The discussion began with opening remarks offered by a distinguished international legal scholar and former Ambassador, focusing on the importance of the European integration and democracy especially in the 21st Century. Calling it “a grand experiment,” the participants likened the European Union to a possible model for dealing with different ethnic, racial and religious diversity, and preventing conflict or war even beyond European borders. In this regard, the debate noted that the American “experiment” in diversity and democracy is even further advanced than it is in Europe. However, in structural terms, both represent the way out vis-à-vis the dangers of ethnic, racial and religious conflicts.
It was remarked that Central and Eastern European countries were the most ardent pursuers of the European vision and identity in the period after 1989 for very acute reasons: the traumas suffered over the previous 40 years of communist rule. Central and Eastern European countries were the only ones that were hit by the devastating ideologies of both Fascism and Communism.
However, the region is now divided with some players retaining a strong and continuing interest in the EU, such as Slovakia, and others who have lost the primordial “excitement about Europe,” and the general public as well as political representation is turning towards a different, Eurosceptic direction. It was suggested that the reason for this is the lack of prior democratic tradition or experience, as well as difficulties related to the austerity measures following the economic crisis. Countries such as Hungary, Romania, Bulgaria, and Serbia are becoming more ambivalent towards the EU in light of the crisis, and although there is still some interest in the populations, there are also tendencies to look to the East.
The debate also focused on the tumultuous events in Ukraine, which were referred to as a serious challenge to the rule of law on both the EU and international levels. Thousands of protesters in Kiev’s Maidan Square demanded more democracy in their country; similarly as the people in many European capitals did 25 years ago. The question remains whether Ukrainians will be able to make their own democratic choice or whether they will be pushed by Russia.
Although the situation of Crimea is sometimes being compared to Kosovo, the discussion assessed the cases as very different, since there was never any real threat to the Russian population in Crimea. On the other hand, Kosovar Albanians were subjected to crimes against humanity by Serbian paramilitaries, which was the reason for the NATO intervention. In addition, Kosovo was never annexed by a NATO country. It was, under international supervision, allowed to determine whether or not it wanted to be independent. An important element of the Ukrainian crisis is the growing integration of the Euro-Russian economy, which is making it difficult for the EU to push back against Russia.

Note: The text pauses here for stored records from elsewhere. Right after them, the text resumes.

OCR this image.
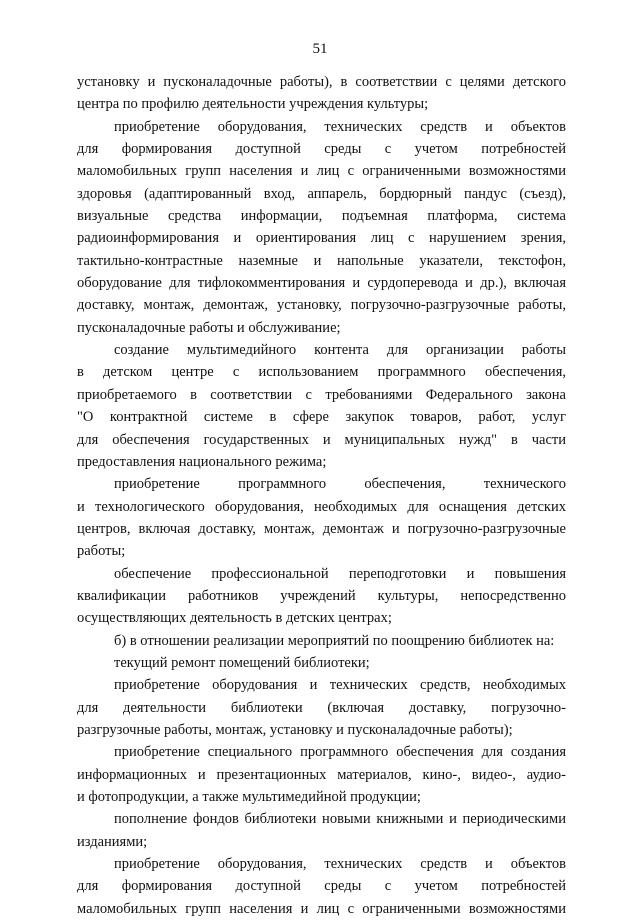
51
установку и пусконаладочные работы), в соответствии с целями детского
центра по профилю деятельности учреждения культуры;
приобретение оборудования, технических средств и объектов
для формирования доступной среды с учетом потребностей
маломобильных групп населения и лиц с ограниченными возможностями
здоровья (адаптированный вход, аппарель, бордюрный пандус (съезд),
визуальные средства информации, подъемная платформа, система
радиоинформирования и ориентирования лиц с нарушением зрения,
тактильно-контрастные наземные и напольные указатели, текстофон,
оборудование для тифлокомментирования и сурдоперевода и др.), включая
доставку, монтаж, демонтаж, установку, погрузочно-разгрузочные работы,
пусконаладочные работы и обслуживание;
создание мультимедийного контента для организации работы
в детском центре с использованием программного обеспечения,
приобретаемого в соответствии с требованиями Федерального закона
"О контрактной системе в сфере закупок товаров, работ, услуг
для обеспечения государственных и муниципальных нужд" в части
предоставления национального режима;
приобретение программного обеспечения, технического
и технологического оборудования, необходимых для оснащения детских
центров, включая доставку, монтаж, демонтаж и погрузочно-разгрузочные
работы;
обеспечение профессиональной переподготовки и повышения
квалификации работников учреждений культуры, непосредственно
осуществляющих деятельность в детских центрах;
б) в отношении реализации мероприятий по поощрению библиотек на:
текущий ремонт помещений библиотеки;
приобретение оборудования и технических средств, необходимых
для деятельности библиотеки (включая доставку, погрузочно-
разгрузочные работы, монтаж, установку и пусконаладочные работы);
приобретение специального программного обеспечения для создания
информационных и презентационных материалов, кино-, видео-, аудио-
и фотопродукции, а также мультимедийной продукции;
пополнение фондов библиотеки новыми книжными и периодическими
изданиями;
приобретение оборудования, технических средств и объектов
для формирования доступной среды с учетом потребностей
маломобильных групп населения и лиц с ограниченными возможностями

It was observed that we may have now entered the preliminary phases of a new Cold War, different than the previous one, and not necessarily ideological. It was noted that this time around, a balance of power is missing as Russia’s economic model and revenues will not allow it to continue its policies. Today’s threat is not about Russia’s power or military, but about what happens in the streets: the destabilizing popular protests. However, a participant noted that, psychologically, it is still difficult for Europeans to recognize Russia as a threat.
Furthermore, the speakers elaborated on the possibility that the Ukrainian crisis is going to force the USA to regain focus on Europe after the proclaimed pivot towards Asia. The discussion also stressed the critical importance of the reestablishment of the US–EU strategic partnership. It was proposed that a fruitful area where the partnership can flourish is in energy security. As the USA is getting closer to becoming energy-independent from foreign resources, it has a strategic interest to lessen Europe’s dependence on the unstable Russian source of energy. One speaker believed speakers that a revival of the partnership is crucial in order to assess the Ukraine crisis.
The discussion was thematically linked to the upcoming annual Forum 2000 Conference to be held October 12–14, 2014 in Prague and October 15, 2014 in Brno, Ostrava, Bratislava, Budapest and Krakow.